Once training is complete, you can use the model for inference:

In [None]:
# Quick usage example
console.print("🚀 [bold]Quick Usage Example:[/bold]")

# Load the model
from inference import GECInference

# Initialize
gec_model = GECInference(
    model_path="./models/contrastive/final",
    use_contrastive_search=True
)

# Correct text
text = "Tôi đi học trường đại học."
corrected = gec_model.correct_text(text)

console.print(f"Original: {text}")
console.print(f"Corrected: {corrected}")

console.print("\n💡 [bold]Usage Tips:[/bold]")
console.print("  🎯 Use contrastive_search=True for better quality")
console.print("  ⚡ Use contrastive_search=False for faster inference")
console.print("  📊 Adjust alpha and k parameters for fine-tuning")
console.print("  📁 Process files with correct_file() method")

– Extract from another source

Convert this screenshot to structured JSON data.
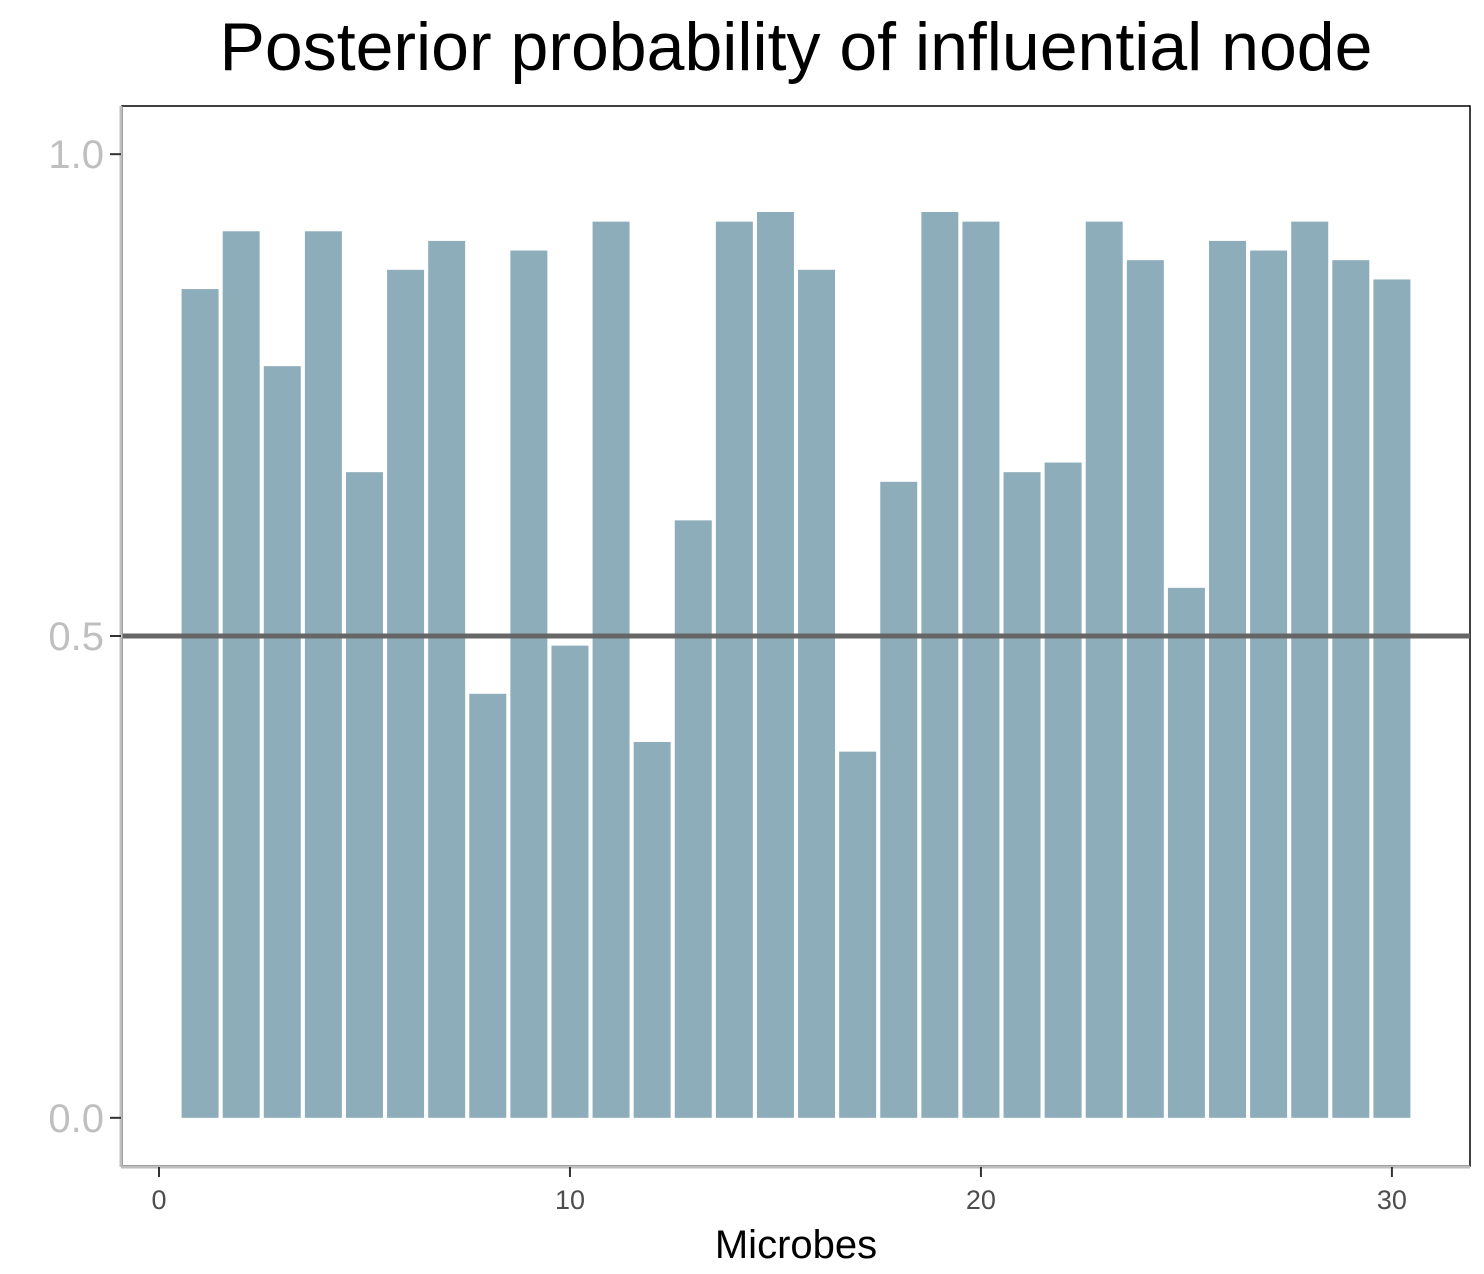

## 📝 Configuration and Hyperparameters

Key hyperparameters used in this pipeline:

### Base Training:
- **Learning Rate**: Optimized via Optuna (typically 1e-5 to 1e-4)
- **Label Smoothing**: 0.1
- **Batch Size**: 8-32 (depending on GPU memory)
- **Max Length**: 384 tokens
- **Epochs**: 5-10

### Contrastive Learning:
- **λ (lambda_cl)**: 1.0 (balance between CE and CL loss)
- **γ (temperature)**: 0.25 (contrastive loss temperature)
- **R-Drop α**: 4.0 (R-Drop regularization strength)
- **Epochs**: 3-5

### Contrastive Search:
- **α (alpha)**: 0.7 (balance between confidence and diversity)
- **k**: 5 (top-k candidates)
- **Beam Size**: 1 (as recommended in paper)

These parameters can be adjusted based on your specific needs and computational resources.